At 10:19 PM 11/15/00 -0500, Rich Salz wrote:
>I'm putting together a system that might need to generate thousands of RSA
>keypairs per day, using OpenSSL on a "handful" of Linux machines.  What do
>folks think of the following: take one machine and dedicate it as an entropy
>source. After 'n' seconds turn the network card into promiscuous mode, scoop
>up packets and hash them, dump them into the entropy pool.
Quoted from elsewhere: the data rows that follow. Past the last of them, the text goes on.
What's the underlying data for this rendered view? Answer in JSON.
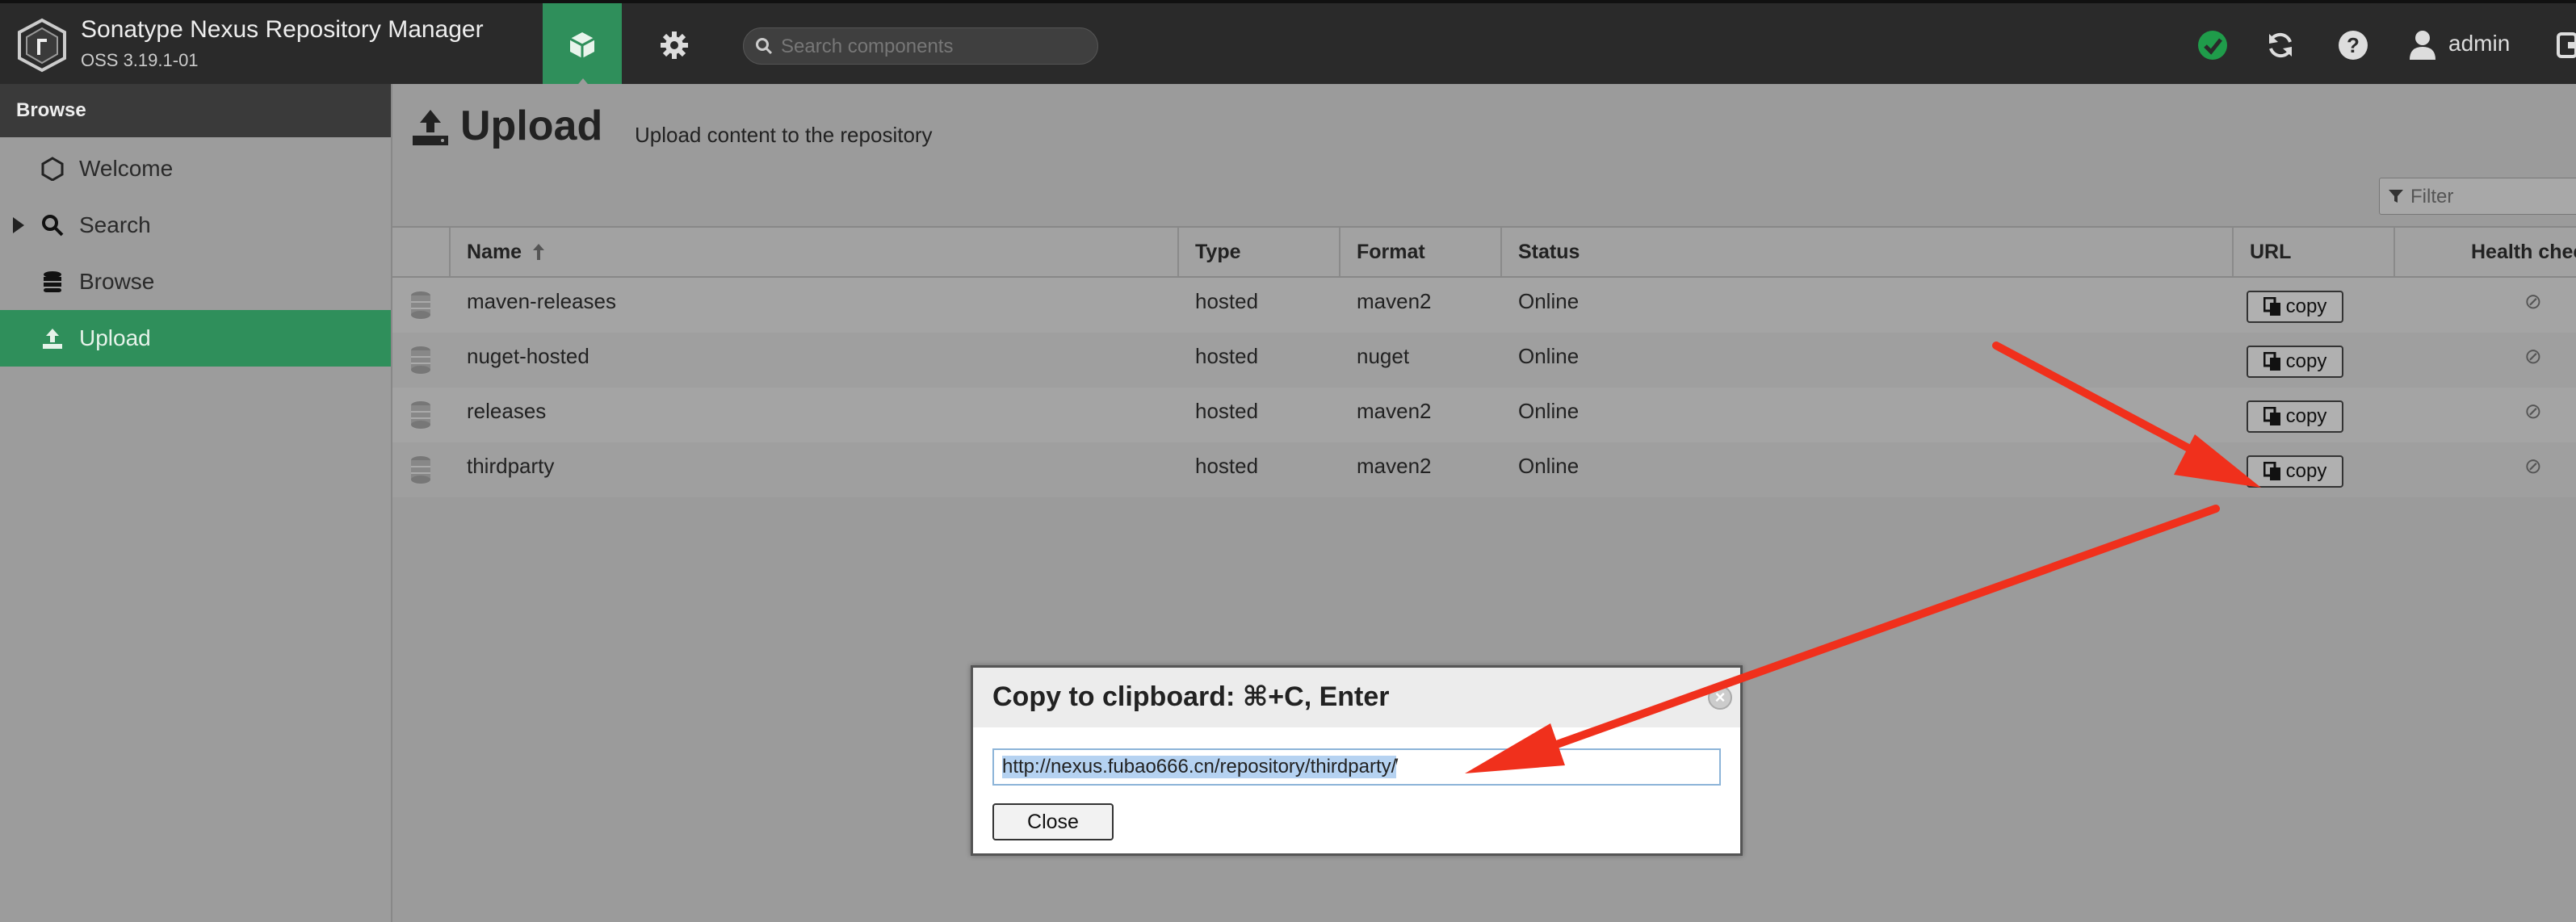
{
  "header": {
    "app_title": "Sonatype Nexus Repository Manager",
    "app_version": "OSS 3.19.1-01",
    "search_placeholder": "Search components",
    "user_name": "admin"
  },
  "sidebar": {
    "title": "Browse",
    "items": [
      {
        "label": "Welcome",
        "icon": "hexagon-icon"
      },
      {
        "label": "Search",
        "icon": "search-icon"
      },
      {
        "label": "Browse",
        "icon": "database-icon"
      },
      {
        "label": "Upload",
        "icon": "upload-icon"
      }
    ]
  },
  "main": {
    "title": "Upload",
    "subtitle": "Upload content to the repository",
    "filter_placeholder": "Filter",
    "columns": {
      "name": "Name",
      "type": "Type",
      "format": "Format",
      "status": "Status",
      "url": "URL",
      "health": "Health check"
    },
    "copy_label": "copy",
    "rows": [
      {
        "name": "maven-releases",
        "type": "hosted",
        "format": "maven2",
        "status": "Online"
      },
      {
        "name": "nuget-hosted",
        "type": "hosted",
        "format": "nuget",
        "status": "Online"
      },
      {
        "name": "releases",
        "type": "hosted",
        "format": "maven2",
        "status": "Online"
      },
      {
        "name": "thirdparty",
        "type": "hosted",
        "format": "maven2",
        "status": "Online"
      }
    ]
  },
  "modal": {
    "title": "Copy to clipboard: ⌘+C, Enter",
    "url": "http://nexus.fubao666.cn/repository/thirdparty/",
    "close_label": "Close"
  },
  "colors": {
    "accent": "#2f8f5b",
    "header_bg": "#2a2a2a",
    "annotation_arrow": "#f0301c",
    "status_ok": "#1f9c4a"
  }
}
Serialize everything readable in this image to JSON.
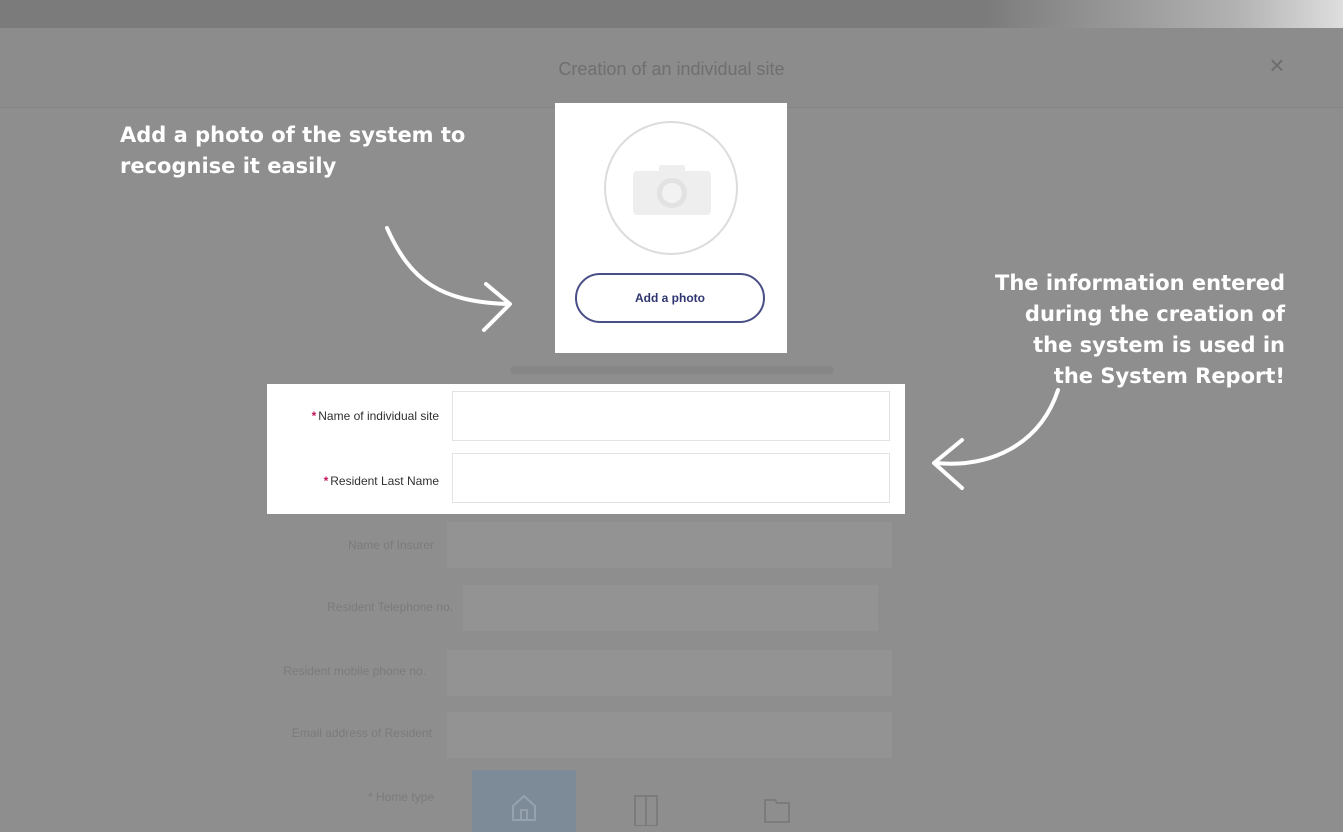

Do this for 'm'
>seconds, then go back to sleep for awhile.  The sleep and wake times are
>random numbers.  Other systems on the newtwork periodically make an SSL
>connection to the entropy box, read bytes, and dump it into their /dev/random
>device.
>
>Is this a cute hack, pointless, or a good idea?

Buy a $150 digital geiger counter and open a $5 smoke detector.
Just for the PR value, its worth it.  

Otherwise there are papers out there on collecting entropy from
NICs, OS scheduling, etc. and of course human input.  Analog
sources are nice, e.g., soundcards given no input, FM tuners
between stations (hiss) driving soundcards, etc.

And don't forget to measure the entropy of your conditioned
output.  You must condition, raw measurement isn't good enough.
Search Shannon or Maurer or "diehard" for more.


-------
Anyone who considers arithmetical methods of producing
         random digits is, of course, in a state of sin.
                                  John Von Neumann (1951) 

"The generation of random numbers is too important to be left to chance."